The date of my surgery will be April 1st at 9:30 am. I have to pay upfront 950.00. Luckily I do have the funds to cover the surgery but it will have to be pulled from wedding savings. Even still that's okay as well because I am getting a good sized tax return back. It was as if God knew the timing for the whole situation and had already put the provisions in place.

But I must be honest that it took me awhile to be thankful and not pout/whine/and complain. It was real easy for me to be upset that my plans were interuppted (for example: spending my spring break recovering instead of all the other plans I had, having to borrow money from the wedding fund). But God really started getting in my business and reminded me that I should be celebrating and praising Him for lining everything up so that it would be taken care of.
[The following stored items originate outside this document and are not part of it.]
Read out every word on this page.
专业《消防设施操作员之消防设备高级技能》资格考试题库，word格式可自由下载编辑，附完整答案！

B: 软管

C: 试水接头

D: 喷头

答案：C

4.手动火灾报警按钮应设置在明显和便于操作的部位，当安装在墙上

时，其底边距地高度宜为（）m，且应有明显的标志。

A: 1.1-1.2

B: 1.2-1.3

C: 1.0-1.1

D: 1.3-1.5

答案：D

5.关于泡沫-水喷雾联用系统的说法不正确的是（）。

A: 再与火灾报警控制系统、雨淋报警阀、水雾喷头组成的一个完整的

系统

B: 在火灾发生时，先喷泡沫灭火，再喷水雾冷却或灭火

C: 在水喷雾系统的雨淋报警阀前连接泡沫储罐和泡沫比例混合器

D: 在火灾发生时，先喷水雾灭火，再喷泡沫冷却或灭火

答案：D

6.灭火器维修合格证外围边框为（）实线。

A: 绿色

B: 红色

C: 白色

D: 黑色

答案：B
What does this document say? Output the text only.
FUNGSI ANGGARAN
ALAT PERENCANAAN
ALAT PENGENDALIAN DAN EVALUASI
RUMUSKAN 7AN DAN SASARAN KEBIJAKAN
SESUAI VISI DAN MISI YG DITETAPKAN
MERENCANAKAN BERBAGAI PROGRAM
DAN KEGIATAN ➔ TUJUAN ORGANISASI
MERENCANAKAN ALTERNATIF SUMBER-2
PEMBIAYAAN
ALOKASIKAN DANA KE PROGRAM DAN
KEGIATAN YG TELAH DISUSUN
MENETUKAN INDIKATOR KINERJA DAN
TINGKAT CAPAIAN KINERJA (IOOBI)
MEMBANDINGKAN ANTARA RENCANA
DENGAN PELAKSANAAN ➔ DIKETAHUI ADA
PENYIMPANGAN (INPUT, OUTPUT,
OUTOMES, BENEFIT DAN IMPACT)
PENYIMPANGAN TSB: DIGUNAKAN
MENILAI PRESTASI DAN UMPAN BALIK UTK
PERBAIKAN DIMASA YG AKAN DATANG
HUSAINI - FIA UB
I could have not even had the money to cover the surgery. I could have had to taken off days from work and miss pay. I had to see things from His perspective and not my own. Sure it didn't look exactly how I thought it would look, and sure I'm nervous and scared all at the same time. But my God is a mighty God. He has already made a way and provided. He will keep a careful watch over me during my surgery and He will heal my body in a quick recovery. I just have to start believing Him at His word.

So I say all this to say...embrace the provisions God puts in your life. Be thankful that God makes a way and is faithful...even if it's not what you had in mind.

2 comments:

Suzy G said...

Amen to that sister!
I would also encourage you to be grateful because it costs me MORE than that to have all of mine removed (hence why they are STILL in my mouth to this day.)

Mrs. Hawk said...

yeah well insure is supposed to cover the first 1,000 and I fork out the rest. so total is 1950..mine have to come out though..specially with the wedding coming this summer.